In [1]:
import pandas as pd
import numpy as np

In [2]:
df = pd.read_csv('Mental-Health-Twitter.csv')
df2 = df[['post_text', 'label']]

## Part 1 - Data Cleaning

In [3]:
# clearing html items like &apos; ,&amp; ,&lt; etc
import html

df2.loc[:, 'post_text'] = df2['post_text'].apply(lambda x: html.unescape(x))

In [5]:
# decoding to utf-8
df2.loc[:, 'post_text'] = df2['post_text'].apply(lambda x: x.encode('utf-8').decode('utf-8'))

In [6]:
# removing hyperlinks, hashtags or styles like retweet text
import preprocessor as p

def clean_tweet(text):
    p.set_options(p.OPT.URL, p.OPT.MENTION, p.OPT.HASHTAG)
    text = p.clean(text)
    return text

df2.loc[:, 'post_text'] = df2['post_text'].apply(clean_tweet)

In [7]:
# replace  apostrophes with the standard lexicons
import contractions
df2.loc[:, 'post_text'] = df2['post_text'].apply(lambda x: contractions.fix(x))

In [8]:
# split attached words for eg - ForTheWin becomes For The Win so it makes sense
import re
from wordsegment import load, segment
load()  # load word frequency data once

def smart_word_split(text):
    # Remove hashtags but keep content
    text = re.sub(r'#([A-Za-z0-9_]+)', r'\1', text)

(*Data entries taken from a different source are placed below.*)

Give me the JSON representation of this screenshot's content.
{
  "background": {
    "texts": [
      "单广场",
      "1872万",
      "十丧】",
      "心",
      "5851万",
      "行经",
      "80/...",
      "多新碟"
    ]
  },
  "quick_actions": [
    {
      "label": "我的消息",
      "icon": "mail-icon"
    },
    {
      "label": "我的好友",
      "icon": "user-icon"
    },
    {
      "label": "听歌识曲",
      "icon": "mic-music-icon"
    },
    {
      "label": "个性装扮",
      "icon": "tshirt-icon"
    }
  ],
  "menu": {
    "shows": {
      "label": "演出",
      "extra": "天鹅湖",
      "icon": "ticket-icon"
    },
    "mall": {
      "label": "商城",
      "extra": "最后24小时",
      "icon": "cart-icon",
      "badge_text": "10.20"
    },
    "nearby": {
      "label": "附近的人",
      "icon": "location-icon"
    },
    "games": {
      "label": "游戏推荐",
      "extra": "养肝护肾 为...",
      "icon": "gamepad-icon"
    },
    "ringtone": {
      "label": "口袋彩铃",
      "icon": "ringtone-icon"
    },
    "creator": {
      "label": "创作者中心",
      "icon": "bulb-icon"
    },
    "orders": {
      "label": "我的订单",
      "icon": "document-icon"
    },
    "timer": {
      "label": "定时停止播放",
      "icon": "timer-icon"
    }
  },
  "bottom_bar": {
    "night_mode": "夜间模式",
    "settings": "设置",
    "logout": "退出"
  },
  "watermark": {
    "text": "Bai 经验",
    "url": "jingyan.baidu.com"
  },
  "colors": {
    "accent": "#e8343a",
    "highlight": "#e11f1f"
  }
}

    # Split CamelCase or PascalCase words
    text = re.sub(r'(?<=[a-z])(?=[A-Z])', ' ', text)

    # Split letters and numbers apart
    text = re.sub(r'(?<=[A-Za-z])(?=[0-9])', ' ', text)
    text = re.sub(r'(?<=[0-9])(?=[A-Za-z])', ' ', text)

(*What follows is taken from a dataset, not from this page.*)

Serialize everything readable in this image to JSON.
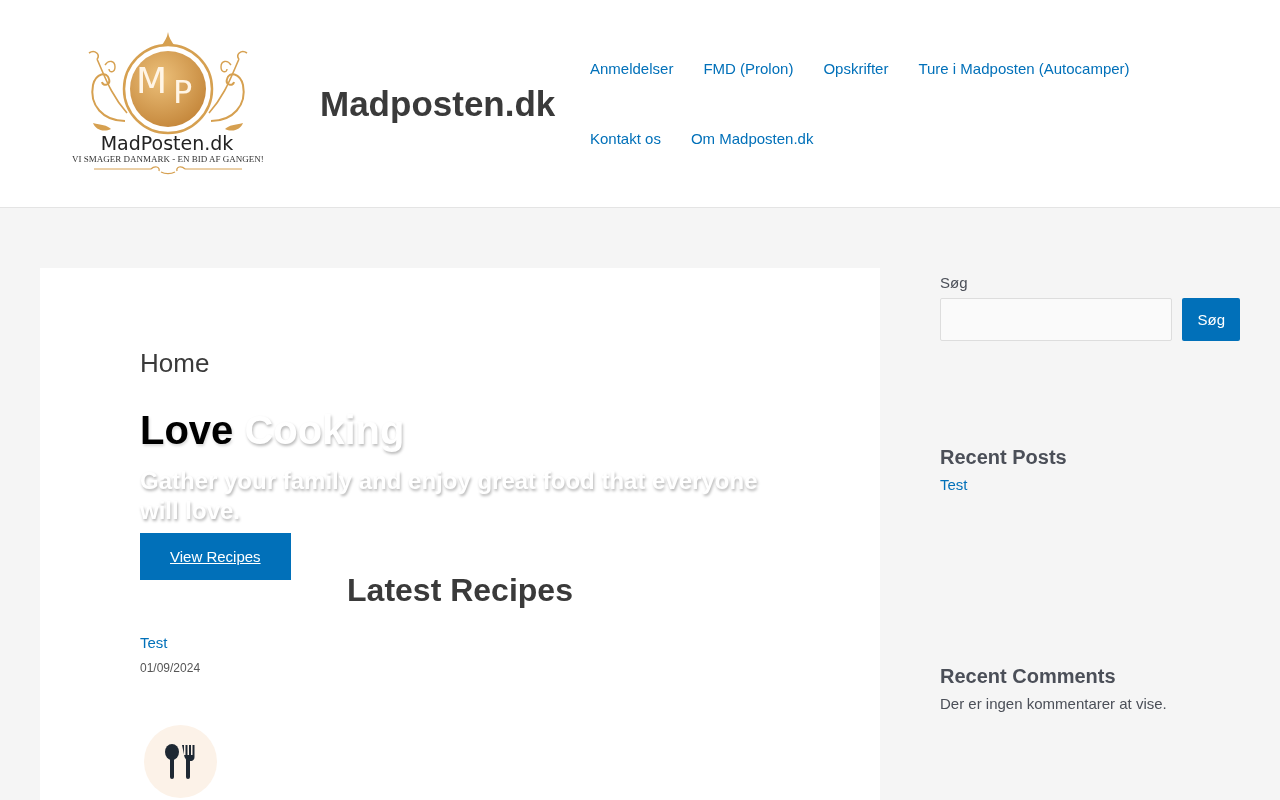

    # For very long lowercase words (likely attached slang or glued text)
    words = []
    for token in text.split():
        if token.islower() and len(token) > 12:  # heuristic threshold
            segmented = segment(token)
            if len(segmented) > 1:
                token = ' '.join(segmented)
        words.append(token)

    return ' '.join(words)

df2.loc[:, 'post_text'] = df2['post_text'].apply(smart_word_split)

In [9]:
#  Convert text to lower case to avoid case sensitivity related issues
df2.loc[:, 'post_text'] = df2['post_text'].str.lower()

In [10]:
# Replacing slangs with meanings using a custom slang dictionary containing about 227 slang words/phrases
with open("slang.txt", "r") as file:
    slang = file.read()

# Separating each line present in the file
slang_lines = slang.split('\n')

slang_word = []
meaning = []

# Store the slang words and meanings in different lists
for line in slang_lines:
    if line.strip():  # Skip empty lines
        temp = line.split(":", 1)  # Split only on first ':' to handle meanings with ':'
        if len(temp) == 2:
            slang_word.append(temp[0].strip())
            meaning.append(temp[1].strip())

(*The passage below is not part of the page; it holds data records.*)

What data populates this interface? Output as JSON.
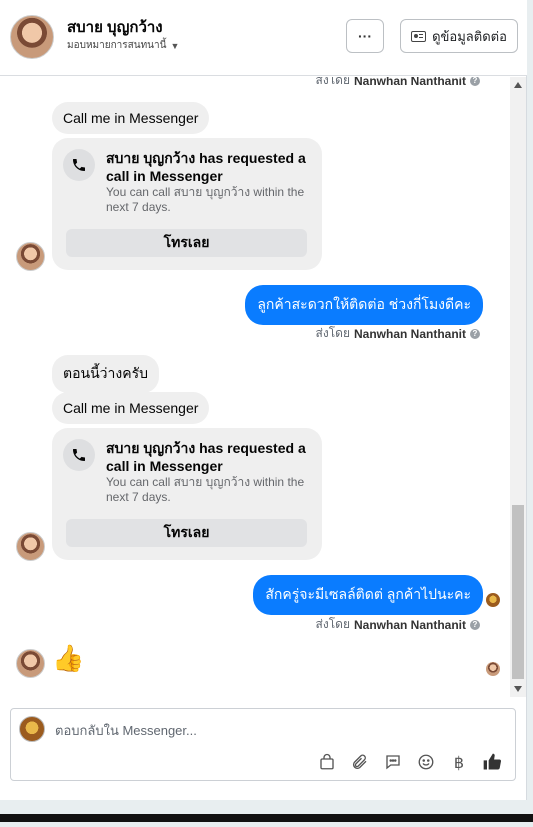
{
  "header": {
    "name": "สบาย บุญกว้าง",
    "assign_label": "มอบหมายการสนทนานี้",
    "more_label": "···",
    "contact_label": "ดูข้อมูลติดต่อ"
  },
  "thread": {
    "sent_by_prefix": "ส่งโดย",
    "sender_name": "Nanwhan Nanthanit",
    "messages": {
      "call_request_1": "Call me in Messenger",
      "card1": {
        "title": "สบาย บุญกว้าง has requested a call in Messenger",
        "subtitle": "You can call สบาย บุญกว้าง within the next 7 days.",
        "button": "โทรเลย"
      },
      "out_1": "ลูกค้าสะดวกให้ติดต่อ ช่วงกี่โมงดีคะ",
      "in_now_free": "ตอนนี้ว่างครับ",
      "call_request_2": "Call me in Messenger",
      "card2": {
        "title": "สบาย บุญกว้าง has requested a call in Messenger",
        "subtitle": "You can call สบาย บุญกว้าง within the next 7 days.",
        "button": "โทรเลย"
      },
      "out_2": "สักครู่จะมีเซลล์ติดต่ ลูกค้าไปนะคะ",
      "thumbs": "👍"
    }
  },
  "composer": {
    "placeholder": "ตอบกลับใน Messenger...",
    "tools": [
      "bag-icon",
      "paperclip-icon",
      "speech-bubble-icon",
      "smiley-icon",
      "baht-icon",
      "thumbs-up-icon"
    ]
  },
  "colors": {
    "accent": "#0a7cff",
    "incoming_bubble": "#efefef"
  }
}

# Function to replace slang in a single text
def replace_slang(text):
    if not isinstance(text, str):
        return text
    tweet_tokens = text.split()
    for i, word in enumerate(tweet_tokens):
        # Remove common punctuation attached to words
        clean_word = word.strip('.,!?;:"()[]{}').lower()
        if clean_word in slang_word:
            idx = slang_word.index(clean_word)
            # Preserve original capitalization and punctuation
            replacement = meaning[idx]
            if word[0].isupper():
                replacement = replacement.capitalize()
            # Reattach punctuation if it was at the end
            if word[-1] in '.,!?;:"':
                replacement += word[-1]
            tweet_tokens[i] = replacement
    return " ".join(tweet_tokens)


In [11]:
df2.loc[:, 'post_text'] = df2['post_text'].apply(replace_slang)

In [12]:
# Standardizing and Spell Check
import itertools
from autocorrect import Speller

spell = Speller(lang='en')

# Function to reduce repeated characters (no more than 2 in a row)
def reduce_repeated_chars(text):
    if not isinstance(text, str):
        return text
    # Group consecutive identical characters and keep only up to 2
    result = ''.join(''.join(s)[:2] for _, s in itertools.groupby(text))
    return result

# Function to apply both: reduce repeats + spell check
def standardize_and_spellcheck(text):
    if not isinstance(text, str) or not text.strip():
        return text
    # Step 1: Reduce repeated characters
    text = reduce_repeated_chars(text)
    # Step 2: Spell check (word by word to preserve structure)
    words = text.split()
    corrected_words = [spell(word) for word in words]
    return ' '.join(corrected_words)

df2.loc[:, 'post_text'] = df2['post_text'].apply(standardize_and_spellcheck)


In [14]:
# stopward removal using nltk
import nltk
from nltk.corpus import stopwords

nltk.download('stopwords', quiet=True)

stopwords_eng = set(stopwords.words('english')) 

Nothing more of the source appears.